You sound pretty sure by now. But it doesn't look like you really observed the bug by running the code nor by checking the documentation on the CPU (the PUSH instruction, specifically) and the assembler (I believe, this is NASM code).

Pull out your favorite CPU manual and look at the description of the PUSH instruction. What do you see there?

Write a tiny test application with the "push byte 0" instruction and single-step this instruction in the debugger. How does the register and memory state change when this instruction executes?

But don't die of shame just yet. We do make mistakes like this. I made this exact one last week at work and stole several minutes of time from a colleague.

Re: James Molloy's Tutorial Known Bugs

Posted: Sat Oct 04, 2014 12:57 pm
by Synon
Well, I just checked

Code: Select all

push byte 0
with Qemu in real mode.

And ESP changed by 2 rather than 1, so presumably in protected mode it would change by 4 i.e. push 4 bytes.

So the 'byte' qualifier just tells the CPU how many bytes to read, but it always pushes a word (= 16 bits in real mode, 32 bits in protected mode and 64 bits in long mode)?

I suppose the decision to use 'byte' over 'dword' was to save space in the binary?

Re: James Molloy's Tutorial Known Bugs

Posted: Sat Oct 04, 2014 5:51 pm
by FallenAvatar

Re: James Molloy's Tutorial Known Bugs

Posted: Sat Oct 04, 2014 5:59 pm
by alexfru
Why do you "suppose" when you can just read the manual?

Code: Select all

PUSH—Push Word, Doubleword orQuadword Onto the Stack
Opcode* Instruction Op/En 64-Bit Mode Compat/Leg Mode Description
...
6A PUSH imm8 C Valid Valid Push imm8.
...

Operand size.
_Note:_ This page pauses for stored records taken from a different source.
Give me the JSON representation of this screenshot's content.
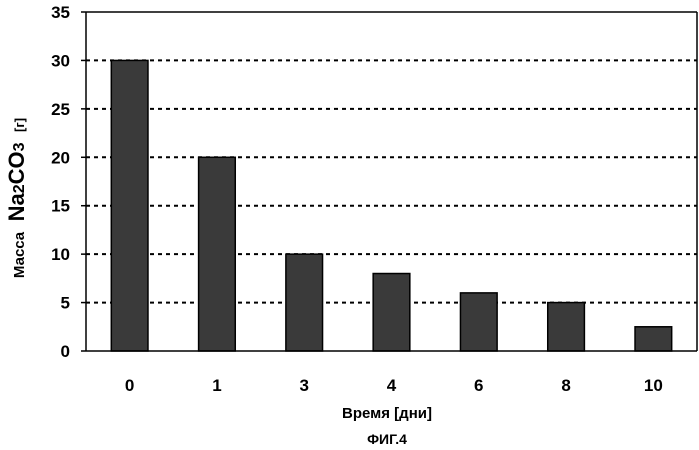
{
  "chart_data": {
    "type": "bar",
    "categories": [
      "0",
      "1",
      "3",
      "4",
      "6",
      "8",
      "10"
    ],
    "values": [
      30,
      20,
      10,
      8,
      6,
      5,
      2.5
    ],
    "ylim": [
      0,
      35
    ],
    "yticks": [
      "0",
      "5",
      "10",
      "15",
      "20",
      "25",
      "30",
      "35"
    ],
    "xlabel": "Время [дни]",
    "ylabel": {
      "prefix": "Масса",
      "formula_main": "Na",
      "formula_sub1": "2",
      "formula_mid": "CO",
      "formula_sub2": "3",
      "unit": "[г]"
    },
    "caption": "ФИГ.4",
    "grid": "horizontal dashed",
    "colors": {
      "bar": "#3a3a3a",
      "grid": "#000000"
    }
  }
}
The D flag in the current code-segment descriptor determines the 
default operand size; it may be overridden by instruction prefixes (66H or 
REX.W).

The operand size (16, 32, or 64 bits) determines the amount by which the stack
pointer is decremented (2, 4 or 8).

If the source operand is an immediate and its size is less than the operand size,
a sign-extended value is pushed on the stack.
...

Code: Select all

Operation
...
ELSE IF SRC is immediate byte
    THEN TEMP ←SignExtend(SRC); (* extend to operand size *)
ELSE IF SRC is immediate word (* operand size is 16 *)
    THEN TEMP ←SRC
ELSE IF SRC is immediate doubleword (* operand size is 32 or 64 *)
    THEN
        IF operand size = 32
            THEN TEMP ←SRC;
            ELSE TEMP ←SignExtend(SRC); (* extend to operand size of 64 *)
        FI;
...
ELSE IF stack-address size = 32
    THEN
        IF operand size = 32
            THEN
                ESP ← ESP −4;
                Memory[SS:ESP] ←TEMP; (* Push doubleword *)
            ELSE (* operand size = 16 *)
                ESP ← ESP −2;
                Memory[SS:ESP] ←TEMP; (* Push word *)
        FI;
    ELSE  (* stack-address size = 16 *)
        IF operand size = 32
            THEN
                SP ← SP− 4;
                Memory[SS:SP] ←TEMP; (* Push doubleword *)
            ELSE (* operand size = 16 *)
                SP ←SP − 2;
                Memory[SS:SP] ←TEMP; (* Push word *)
        FI;
FI;
Can you read that and make any sense of it?